Winters, Parson and Boomer have moved their huge steam shovel from the rock cut near the upper end of Sidley lake to a point near Chas. Rinehart's place, a distance of about three miles. Work with this big piece of machinery was carried on successfully at the first location for a time but when hard rock was struck, it had to be discontinued. This cut, when completed, will be 1600 feet long, and will require the removal of 55,000 cubic yards of rock and gravel.

A Monstrous Cut

The largest cut on the work is to be found on Ernest Ennerson's contract, between Molson and the boundary line. While it is only 1200 feet in length, the amount of dirt to be taken from it will be 70,000 cubic yards.
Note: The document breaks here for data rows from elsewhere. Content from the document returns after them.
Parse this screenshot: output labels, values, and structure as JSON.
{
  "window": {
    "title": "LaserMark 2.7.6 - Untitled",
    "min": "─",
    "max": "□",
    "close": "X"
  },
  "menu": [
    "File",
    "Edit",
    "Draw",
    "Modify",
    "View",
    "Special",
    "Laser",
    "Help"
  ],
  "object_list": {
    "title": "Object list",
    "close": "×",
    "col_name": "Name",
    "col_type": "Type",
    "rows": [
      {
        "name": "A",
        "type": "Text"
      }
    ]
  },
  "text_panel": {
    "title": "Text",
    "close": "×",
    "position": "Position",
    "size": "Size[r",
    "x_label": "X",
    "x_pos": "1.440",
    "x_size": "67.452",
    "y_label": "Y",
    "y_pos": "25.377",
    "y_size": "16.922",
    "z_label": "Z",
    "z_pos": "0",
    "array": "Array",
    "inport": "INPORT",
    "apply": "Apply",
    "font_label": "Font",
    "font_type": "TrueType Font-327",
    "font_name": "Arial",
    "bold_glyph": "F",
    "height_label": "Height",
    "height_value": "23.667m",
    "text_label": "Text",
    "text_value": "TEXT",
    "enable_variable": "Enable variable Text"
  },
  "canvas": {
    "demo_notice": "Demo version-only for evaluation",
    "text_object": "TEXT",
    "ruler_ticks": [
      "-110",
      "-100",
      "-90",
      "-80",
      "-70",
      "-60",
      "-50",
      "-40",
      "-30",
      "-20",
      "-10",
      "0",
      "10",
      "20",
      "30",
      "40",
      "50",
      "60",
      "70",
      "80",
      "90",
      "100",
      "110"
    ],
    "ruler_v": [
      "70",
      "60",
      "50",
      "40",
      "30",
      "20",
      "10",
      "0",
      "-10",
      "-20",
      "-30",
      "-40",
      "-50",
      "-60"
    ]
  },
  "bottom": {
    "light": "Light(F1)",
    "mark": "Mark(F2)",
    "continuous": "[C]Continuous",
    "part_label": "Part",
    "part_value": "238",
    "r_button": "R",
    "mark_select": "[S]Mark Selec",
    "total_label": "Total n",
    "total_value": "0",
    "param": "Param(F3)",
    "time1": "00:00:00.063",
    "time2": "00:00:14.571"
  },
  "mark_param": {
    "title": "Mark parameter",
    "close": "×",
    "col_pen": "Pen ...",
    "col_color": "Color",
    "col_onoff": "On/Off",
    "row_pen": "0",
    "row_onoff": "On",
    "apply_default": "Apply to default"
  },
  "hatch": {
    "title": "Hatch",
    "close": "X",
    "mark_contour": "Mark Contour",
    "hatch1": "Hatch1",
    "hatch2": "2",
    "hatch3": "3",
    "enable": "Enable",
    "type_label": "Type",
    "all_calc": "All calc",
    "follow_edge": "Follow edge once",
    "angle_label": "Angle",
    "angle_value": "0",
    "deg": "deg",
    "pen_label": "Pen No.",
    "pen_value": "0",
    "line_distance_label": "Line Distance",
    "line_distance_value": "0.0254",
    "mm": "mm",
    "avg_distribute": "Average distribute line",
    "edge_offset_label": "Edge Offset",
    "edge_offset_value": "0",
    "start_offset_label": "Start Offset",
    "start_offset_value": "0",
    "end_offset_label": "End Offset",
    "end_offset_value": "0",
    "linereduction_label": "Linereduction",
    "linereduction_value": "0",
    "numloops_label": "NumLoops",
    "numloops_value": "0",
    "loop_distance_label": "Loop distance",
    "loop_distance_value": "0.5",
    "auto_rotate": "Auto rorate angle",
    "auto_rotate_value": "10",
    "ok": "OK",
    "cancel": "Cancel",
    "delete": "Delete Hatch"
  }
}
Mr. Ennerson now has eight crews of men working on this monstrous cut. He works a day and night shift, has a crew at each end of the cut, and has cross-cut it, striking it in the middle and starting a crew at work either way from that point.

A Narrow Escape

Two men employed by Ennerson came near being made victims of a fatality last Sunday at about noon. They were Foreman Antone Meyer and Nels Warner, a laborer. Ennerson, in working, his big cut through the hill, employs what is known in railroad lore as a "trap cut." It is a tunnel running just under the future grade of the railroad, containing a small track upon which dump cars are run. The gravel and dirt from the cut are thus dumped into the cars through an opening in the top of the small tunnel, thus making the work much easier than if the cars had to be loaded with shovels. The tunnel in this case extended a short distance beyone the face of the cust and a shot that was intended to loosen rock in the face of the cut broke through into the tunnel. No one was in the tunnel at the time, but before the smoke and gas resulting from the explosion had cleared from the tunnel, Meyer and Warner went in. They had gone but a short distance when they were overcome by gas and fell to the ground.

Chris Erickson, who was working at the mouth of the tunnel, heard an unusual noise within and went cautiously in to see what was wrong, when he stumbled over the bodies of the two unconscious men. He lost no time in dragging them to the outside where they were soon revived by the fresh air, and are now none the worse for their experience except for the scratches and bruises accumulated as a result of being drawn over the gravelly floor of the tunnel.